Okay, I'm on page 8. More stuff to memorize. But it is nice to know that if you put batteries in series you increase the voltage. If you put batteries in parallel, the voltage stays the same and you increase your amperage. Yes, the General test is a little bit more complicated than the Technician, but not a great deal.
Okay, I'm up to page 10. A little reminder here. If you see an answer that says, "All of these choices are correct." and you don't have a clue what the answer is, if I were you I would guess, "All of these choices are correct." That tends to be the answer more often than not, but not in every case.
Okay, we're going to quit here today. We'll pick up next time on page 11 of Romanchik. But you need to remember, that with VHF and UHF, your chances of doing damage through RF is possible, but not a major concern. When you get into the HF frequencies, you generally start running more power. Your average HF radio puts out about about 100 watts of power,
and with an amplifier, a whole lot more power. This is where you can start doing damage. If your radio is operating right, your coax cable is in good shape, your antenna is of proper size to handle the power and your equipment is grounded, then in most cases, you're good to go. So, that's why I will stress safety a whole lot more in this section. Yes, there are some people saying, "But you can do damage with VHF and UHF." Yes, you can. But, an example here. 40 to 50 watts of power will not do near the damage of 500 watts of power. All of these utility work vehicles, police cars, ambulances use 25 to 50 watts of power on average, and their antennas are any where from 2 to 5 feet away, and this is a standard practice. If it were dangerous, then we would have a whole lot more injured people. So, be concerned and study up, and know what you're doing. Take safety very seriously.
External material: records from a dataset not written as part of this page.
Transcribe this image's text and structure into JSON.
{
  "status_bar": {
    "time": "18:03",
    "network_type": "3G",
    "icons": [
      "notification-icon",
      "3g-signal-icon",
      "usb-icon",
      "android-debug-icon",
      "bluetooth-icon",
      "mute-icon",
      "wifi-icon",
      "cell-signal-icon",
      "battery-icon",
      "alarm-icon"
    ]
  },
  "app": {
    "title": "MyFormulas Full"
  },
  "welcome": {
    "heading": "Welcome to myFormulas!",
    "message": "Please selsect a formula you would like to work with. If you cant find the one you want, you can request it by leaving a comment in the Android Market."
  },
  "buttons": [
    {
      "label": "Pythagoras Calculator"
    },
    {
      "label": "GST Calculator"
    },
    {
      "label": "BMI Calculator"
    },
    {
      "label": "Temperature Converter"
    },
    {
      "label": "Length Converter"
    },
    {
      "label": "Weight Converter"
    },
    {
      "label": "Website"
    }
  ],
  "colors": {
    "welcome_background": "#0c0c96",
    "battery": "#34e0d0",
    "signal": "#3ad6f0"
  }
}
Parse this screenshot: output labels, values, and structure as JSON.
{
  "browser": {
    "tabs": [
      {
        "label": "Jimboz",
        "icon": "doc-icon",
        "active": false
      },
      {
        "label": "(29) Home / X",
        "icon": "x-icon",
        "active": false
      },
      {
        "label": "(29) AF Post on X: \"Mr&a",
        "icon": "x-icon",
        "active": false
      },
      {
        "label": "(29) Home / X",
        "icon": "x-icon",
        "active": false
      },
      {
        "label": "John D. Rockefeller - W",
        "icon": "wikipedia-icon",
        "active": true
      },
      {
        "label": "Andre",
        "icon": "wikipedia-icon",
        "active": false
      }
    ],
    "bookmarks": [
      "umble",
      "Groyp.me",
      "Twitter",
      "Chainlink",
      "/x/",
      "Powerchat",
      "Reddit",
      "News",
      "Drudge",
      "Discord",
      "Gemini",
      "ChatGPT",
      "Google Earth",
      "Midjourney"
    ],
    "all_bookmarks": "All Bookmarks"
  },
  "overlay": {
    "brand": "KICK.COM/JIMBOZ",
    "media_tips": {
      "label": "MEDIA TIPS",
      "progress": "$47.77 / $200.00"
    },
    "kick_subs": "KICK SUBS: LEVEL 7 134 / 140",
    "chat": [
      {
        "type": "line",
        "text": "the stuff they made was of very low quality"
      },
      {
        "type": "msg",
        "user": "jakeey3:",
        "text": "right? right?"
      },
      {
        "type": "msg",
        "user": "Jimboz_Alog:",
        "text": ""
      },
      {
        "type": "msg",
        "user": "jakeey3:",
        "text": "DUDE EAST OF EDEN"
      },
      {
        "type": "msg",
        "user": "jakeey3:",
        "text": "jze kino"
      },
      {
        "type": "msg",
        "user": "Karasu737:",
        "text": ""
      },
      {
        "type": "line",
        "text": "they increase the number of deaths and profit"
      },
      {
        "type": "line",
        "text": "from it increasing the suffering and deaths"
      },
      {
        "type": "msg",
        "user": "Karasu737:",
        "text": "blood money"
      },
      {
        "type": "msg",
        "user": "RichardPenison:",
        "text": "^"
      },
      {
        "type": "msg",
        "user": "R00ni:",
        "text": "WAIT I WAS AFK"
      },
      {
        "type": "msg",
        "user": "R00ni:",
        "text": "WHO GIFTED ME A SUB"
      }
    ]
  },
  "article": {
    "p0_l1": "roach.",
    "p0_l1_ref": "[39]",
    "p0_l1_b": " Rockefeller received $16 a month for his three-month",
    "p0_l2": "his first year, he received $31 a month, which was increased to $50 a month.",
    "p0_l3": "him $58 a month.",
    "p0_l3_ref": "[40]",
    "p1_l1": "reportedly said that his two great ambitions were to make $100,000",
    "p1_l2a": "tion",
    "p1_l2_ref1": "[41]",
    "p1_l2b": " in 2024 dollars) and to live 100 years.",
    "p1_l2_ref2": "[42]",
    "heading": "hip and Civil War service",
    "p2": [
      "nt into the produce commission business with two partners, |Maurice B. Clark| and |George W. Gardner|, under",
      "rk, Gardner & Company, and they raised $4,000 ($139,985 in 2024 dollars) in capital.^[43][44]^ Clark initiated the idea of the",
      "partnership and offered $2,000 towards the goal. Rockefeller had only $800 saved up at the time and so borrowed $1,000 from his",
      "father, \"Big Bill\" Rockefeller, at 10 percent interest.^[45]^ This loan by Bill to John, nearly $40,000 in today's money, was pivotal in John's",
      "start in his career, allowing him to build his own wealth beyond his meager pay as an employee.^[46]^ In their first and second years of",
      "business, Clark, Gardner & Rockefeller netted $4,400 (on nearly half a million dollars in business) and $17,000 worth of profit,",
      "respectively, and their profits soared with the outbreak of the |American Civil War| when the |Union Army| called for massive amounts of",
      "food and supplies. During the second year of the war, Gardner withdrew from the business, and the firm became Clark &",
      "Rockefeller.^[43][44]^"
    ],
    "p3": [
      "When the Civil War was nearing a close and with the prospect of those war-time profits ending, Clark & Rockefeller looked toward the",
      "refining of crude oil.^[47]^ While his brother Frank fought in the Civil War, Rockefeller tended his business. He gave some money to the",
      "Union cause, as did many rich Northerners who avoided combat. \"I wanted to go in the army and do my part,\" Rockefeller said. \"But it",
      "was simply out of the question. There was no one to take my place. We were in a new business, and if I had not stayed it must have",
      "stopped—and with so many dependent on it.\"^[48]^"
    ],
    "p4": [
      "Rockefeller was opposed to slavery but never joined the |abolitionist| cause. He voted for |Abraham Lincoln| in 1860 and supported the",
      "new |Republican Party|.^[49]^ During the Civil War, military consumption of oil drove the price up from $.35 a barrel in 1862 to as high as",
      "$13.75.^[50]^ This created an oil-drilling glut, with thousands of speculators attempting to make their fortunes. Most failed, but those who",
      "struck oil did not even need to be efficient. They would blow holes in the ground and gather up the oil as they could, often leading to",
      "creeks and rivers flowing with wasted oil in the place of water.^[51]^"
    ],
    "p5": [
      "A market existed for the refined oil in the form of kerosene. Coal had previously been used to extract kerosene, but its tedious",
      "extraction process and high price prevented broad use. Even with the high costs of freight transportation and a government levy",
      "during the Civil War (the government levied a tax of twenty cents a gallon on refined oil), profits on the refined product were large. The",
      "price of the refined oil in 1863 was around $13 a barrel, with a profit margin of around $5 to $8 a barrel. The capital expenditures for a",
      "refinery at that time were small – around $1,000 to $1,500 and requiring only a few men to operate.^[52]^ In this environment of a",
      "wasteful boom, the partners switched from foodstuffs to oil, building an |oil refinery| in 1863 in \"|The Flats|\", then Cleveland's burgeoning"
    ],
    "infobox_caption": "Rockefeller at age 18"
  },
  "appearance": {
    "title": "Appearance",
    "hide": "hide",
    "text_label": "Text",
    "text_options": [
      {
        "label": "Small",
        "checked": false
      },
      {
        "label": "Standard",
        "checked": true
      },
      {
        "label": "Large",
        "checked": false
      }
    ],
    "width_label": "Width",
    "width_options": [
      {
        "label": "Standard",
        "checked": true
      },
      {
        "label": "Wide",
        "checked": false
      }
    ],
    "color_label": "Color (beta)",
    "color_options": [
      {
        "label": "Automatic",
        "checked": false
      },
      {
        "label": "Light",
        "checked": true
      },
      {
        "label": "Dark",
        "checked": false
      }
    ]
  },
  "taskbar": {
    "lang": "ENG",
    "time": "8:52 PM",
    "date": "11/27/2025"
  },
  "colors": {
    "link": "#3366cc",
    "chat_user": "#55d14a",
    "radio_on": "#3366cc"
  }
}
I hope you enjoy this series. I will try to use some down home type humor, but I cannot stress the importance of communications enough. There are bad things going on around the world. Modern countries like ours are in the process of collapsing, and folks, if you don't think it can't happen here, then you are not paying attention. If you think that communications is something that you might want to do, if you start studying today, by whatever means
you chose, you can have your Technician and General license within a month. I will give you radio and antenna recommendations, but it will be the Chevrolet version and not the Cadillac version. An HF radio makes an excellent shortwave receiver. Same radio, same antenna, same power supply and you can listen to the world, and if you choose, you can also talk to them. The Chevrolet version will do the job, but if you like Cadillacs, they will do the job too. Remember, it's all about choices. There's nothing wrong with a Cadillac. Let's get it done.